6. Cut the fish into bite-sized pieces and slice the sausage into rounds.

7. Melt the last 1 tbsp. of coconut oil in a pan (last one!) over medium.  Add the fish and stir until just cooked through. Add the chicken and sausage and cook until the edges of the meats just begin to crisp.  Season with sea salt and pepper.

8. To serve, scoop about 3/4 cup of the cauliflower mixture in a bowl and top with about 1/2 cup of the meats.  Garnish with parsley.


Breakfast Chicken-Fried Pork Chops with Eggs


I make a lot of “surprise meals”: dishes that sound “eh”, but taste “wow!” and leave me feeling fantastic.  The idea of pork chops, particularly leftovers, for breakfast, doesn’t inspire me much.  One morning, I didn’t have bacon or sausage, but was greeted by another cut of pork in the fridge and thought, “Why not?”  The results were amazing!

Breakfast Chicken-Fried Pork Chops with Eggs

Serves 4


1 egg

1/2 cup almond flour

1 tsp. garlic powder

1/2 tsp. sage

1/2 tsp. thyme

1/2 tsp. sea salt

1/2 tsp. pepper

3 tbsp. coconut oil, divided

4 fresh or leftover bone-in pork chops

8 additional eggs

Additional sea salt and pepper


1. In a shallow dish, beat the egg.

2. In a second shallow dish, mix the almond flour and garlic powder, sage, salt, and pepper.


3. Heat 2 tbsp. of the coconut oil in a pan over medium heat.

4. Coat each pork chop in egg, then in the almond flour mixture.

5. Fry the pork chops in the coconut oil until golden brown, 2-3 minutes per side for left overs, and 5-6 minutes per side for fresh chops, or to preferred doneness depending on thickness.  (Keep in mind that pork chops cooked medium are both okayed by the USDA and delicious!

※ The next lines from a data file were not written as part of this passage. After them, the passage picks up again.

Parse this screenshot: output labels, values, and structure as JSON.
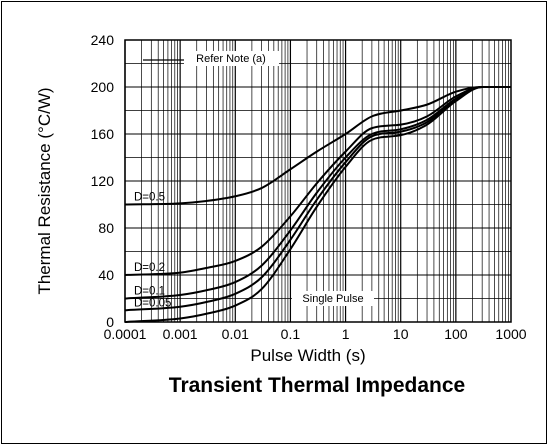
{
  "chart_data": {
    "type": "line",
    "title": "Transient Thermal Impedance",
    "xlabel": "Pulse Width (s)",
    "ylabel": "Thermal Resistance (°C/W)",
    "x_scale": "log",
    "xlim": [
      0.0001,
      1000
    ],
    "ylim": [
      0,
      240
    ],
    "x_ticks": [
      "0.0001",
      "0.001",
      "0.01",
      "0.1",
      "1",
      "10",
      "100",
      "1000"
    ],
    "x_tick_values": [
      0.0001,
      0.001,
      0.01,
      0.1,
      1,
      10,
      100,
      1000
    ],
    "y_ticks": [
      0,
      40,
      80,
      120,
      160,
      200,
      240
    ],
    "grid": true,
    "annotations": {
      "note": "Refer Note (a)",
      "single_pulse": "Single Pulse"
    },
    "series": [
      {
        "name": "D=0.5",
        "x": [
          0.0001,
          0.001,
          0.003,
          0.01,
          0.03,
          0.1,
          0.3,
          1,
          3,
          10,
          30,
          100,
          300,
          1000
        ],
        "y": [
          100,
          101,
          103,
          107,
          114,
          130,
          145,
          160,
          175,
          180,
          185,
          196,
          200,
          200
        ]
      },
      {
        "name": "D=0.2",
        "x": [
          0.0001,
          0.001,
          0.003,
          0.01,
          0.03,
          0.1,
          0.3,
          1,
          3,
          10,
          30,
          100,
          300,
          1000
        ],
        "y": [
          40,
          42,
          46,
          52,
          64,
          90,
          118,
          145,
          165,
          168,
          175,
          192,
          200,
          200
        ]
      },
      {
        "name": "D=0.1",
        "x": [
          0.0001,
          0.001,
          0.003,
          0.01,
          0.03,
          0.1,
          0.3,
          1,
          3,
          10,
          30,
          100,
          300,
          1000
        ],
        "y": [
          20,
          23,
          27,
          34,
          48,
          78,
          110,
          140,
          160,
          164,
          172,
          190,
          200,
          200
        ]
      },
      {
        "name": "D=0.05",
        "x": [
          0.0001,
          0.001,
          0.003,
          0.01,
          0.03,
          0.1,
          0.3,
          1,
          3,
          10,
          30,
          100,
          300,
          1000
        ],
        "y": [
          10,
          13,
          17,
          24,
          38,
          70,
          104,
          136,
          158,
          162,
          170,
          189,
          200,
          200
        ]
      },
      {
        "name": "Single Pulse",
        "x": [
          0.0001,
          0.001,
          0.003,
          0.01,
          0.03,
          0.1,
          0.3,
          1,
          3,
          10,
          30,
          100,
          300,
          1000
        ],
        "y": [
          0,
          3,
          7,
          14,
          28,
          62,
          98,
          132,
          155,
          159,
          168,
          188,
          200,
          200
        ]
      }
    ]
  }
}
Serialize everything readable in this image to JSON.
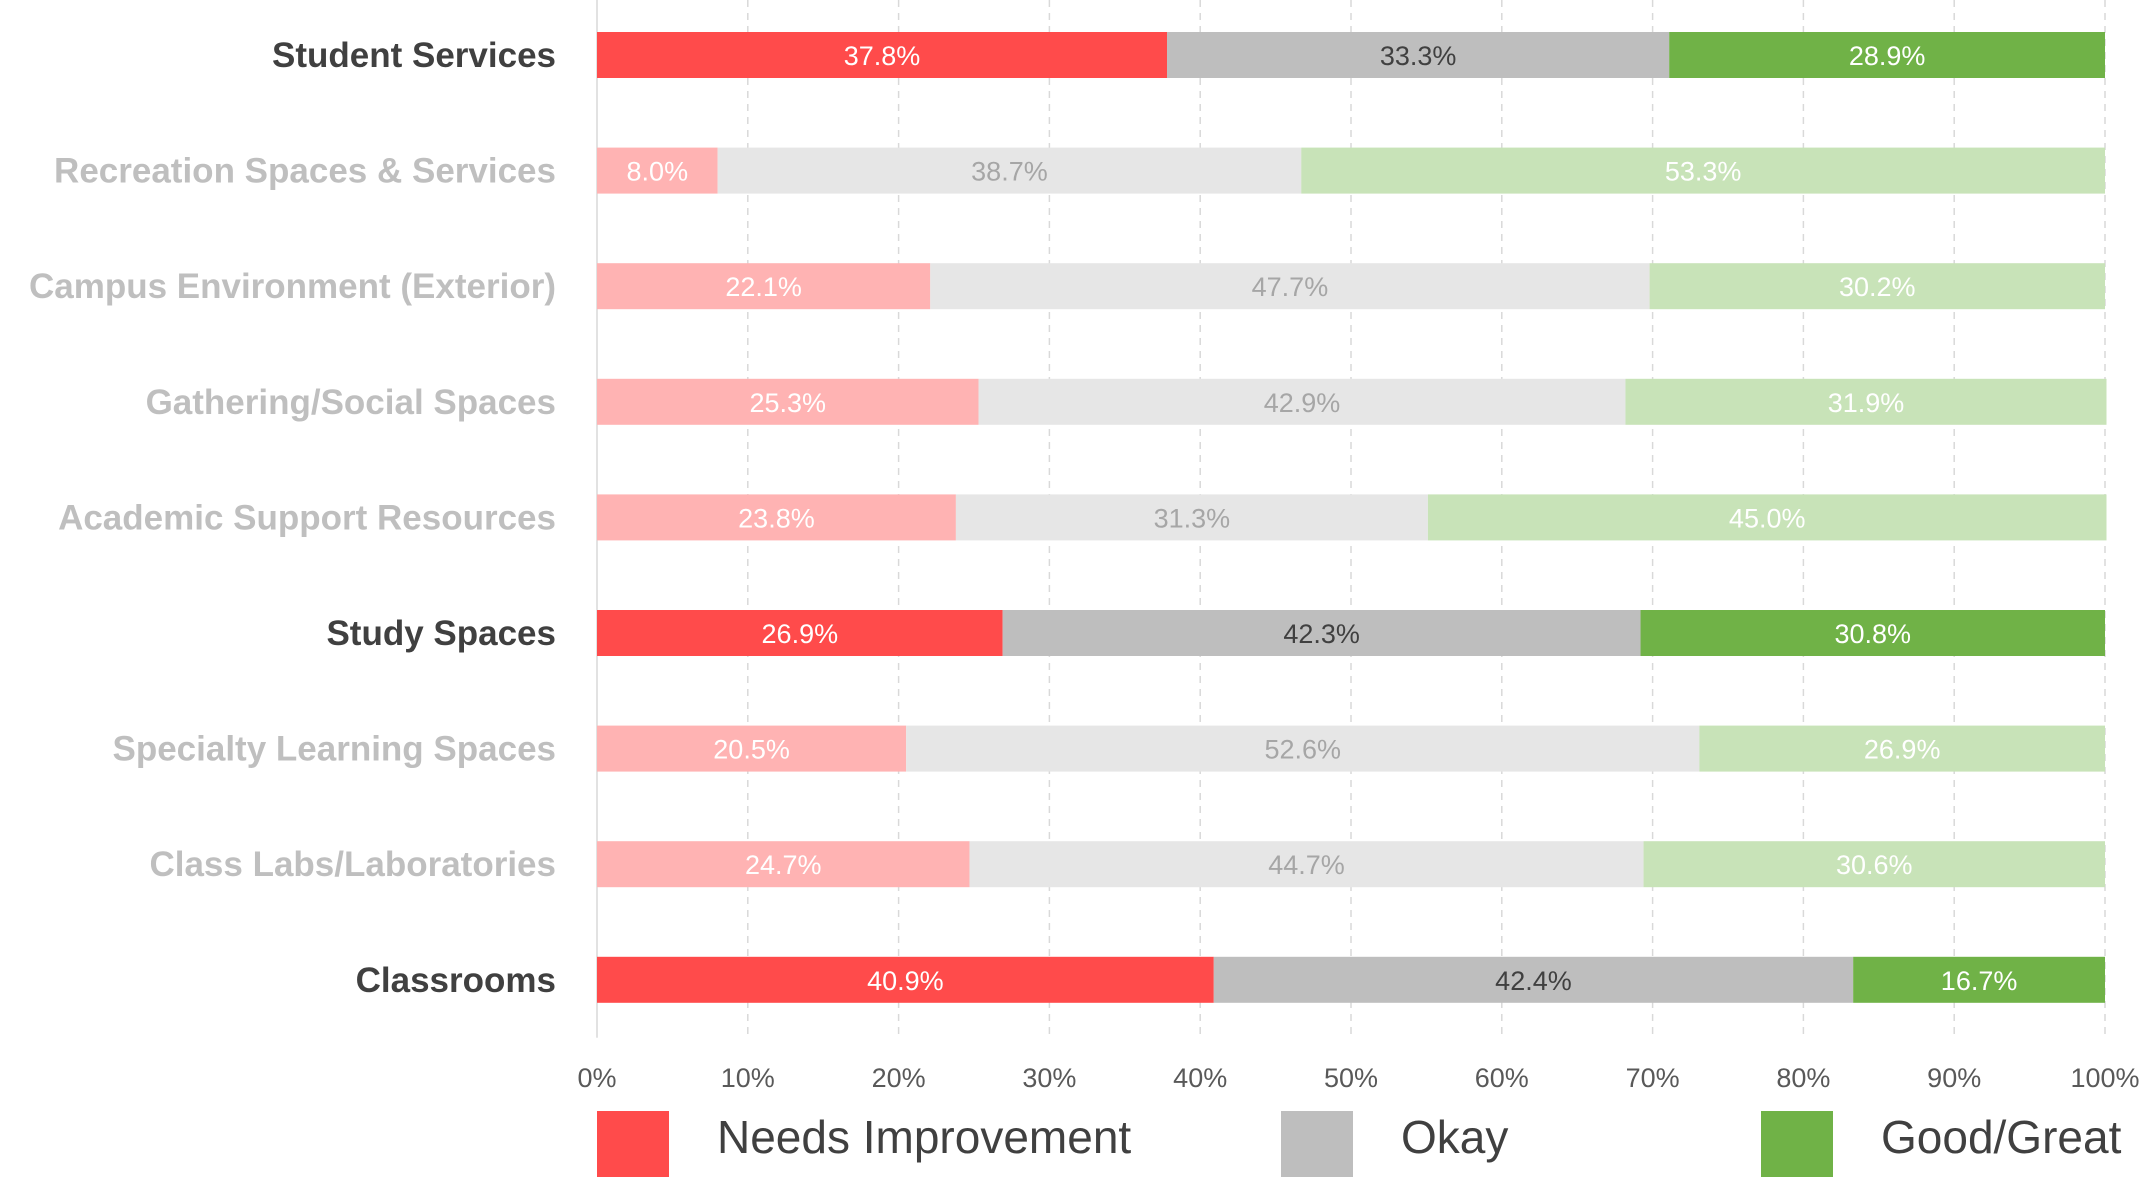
{
  "chart_data": {
    "type": "bar",
    "orientation": "horizontal",
    "stacked": "percent",
    "categories": [
      "Student Services",
      "Recreation Spaces & Services",
      "Campus Environment (Exterior)",
      "Gathering/Social Spaces",
      "Academic Support Resources",
      "Study Spaces",
      "Specialty Learning Spaces",
      "Class Labs/Laboratories",
      "Classrooms"
    ],
    "highlighted": [
      true,
      false,
      false,
      false,
      false,
      true,
      false,
      false,
      true
    ],
    "series": [
      {
        "name": "Needs Improvement",
        "color": "#FF4B4B",
        "faded_color": "#FFB3B3",
        "values": [
          37.8,
          8.0,
          22.1,
          25.3,
          23.8,
          26.9,
          20.5,
          24.7,
          40.9
        ]
      },
      {
        "name": "Okay",
        "color": "#BEBEBE",
        "faded_color": "#E6E6E6",
        "values": [
          33.3,
          38.7,
          47.7,
          42.9,
          31.3,
          42.3,
          52.6,
          44.7,
          42.4
        ]
      },
      {
        "name": "Good/Great",
        "color": "#70B247",
        "faded_color": "#C8E3B8",
        "values": [
          28.9,
          53.3,
          30.2,
          31.9,
          45.0,
          30.8,
          26.9,
          30.6,
          16.7
        ]
      }
    ],
    "data_labels": [
      [
        "37.8%",
        "8.0%",
        "22.1%",
        "25.3%",
        "23.8%",
        "26.9%",
        "20.5%",
        "24.7%",
        "40.9%"
      ],
      [
        "33.3%",
        "38.7%",
        "47.7%",
        "42.9%",
        "31.3%",
        "42.3%",
        "52.6%",
        "44.7%",
        "42.4%"
      ],
      [
        "28.9%",
        "53.3%",
        "30.2%",
        "31.9%",
        "45.0%",
        "30.8%",
        "26.9%",
        "30.6%",
        "16.7%"
      ]
    ],
    "xlim": [
      0,
      100
    ],
    "x_ticks": [
      "0%",
      "10%",
      "20%",
      "30%",
      "40%",
      "50%",
      "60%",
      "70%",
      "80%",
      "90%",
      "100%"
    ],
    "grid": "vertical dashed",
    "legend_position": "bottom",
    "title": "",
    "xlabel": "",
    "ylabel": ""
  },
  "colors": {
    "highlight_text": "#404040",
    "faded_text": "#BFBFBF",
    "highlight_gray_text": "#404040",
    "faded_gray_text": "#A6A6A6",
    "grid": "#D9D9D9",
    "axis": "#D9D9D9"
  }
}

No more dried out chops from the 80’s!)

6. Melt the last tbsp. of coconut oil in the pan and fry the eggs to desired doneness.

7. Top each chop with two eggs and season with salt and pepper.

8. Dig in and start your morning super satisfied!

Easy Apple Noodles


My brand new spiralizer showed up on my front porch yesterday, amid a flurry of ringing doorbells, dog barks, and yelling 5-year-olds.  I’d been planning on adding this appliance to my kitchen arsenal for well over a year, and finally pulled the trigger.  It’s arrival neatly corresponded to the day after zucchini was conspicuously absent from the grocery store, so there would be no paleo pasta to christen it. Instead, I looked to dessert, but I think this dish would be equally good as a side for pork.

Easy Apple Noodles 

Serves 2


2 tbsp. butter

2 spiralized apples

1/2 tsp. cinnamon

1/4 tsp. nutmeg


1. Melt butter in saucepan over medium heat.

2. Add apples and stir until softened.

3. Add cinnamon and nutmeg and stir to mix. Serve.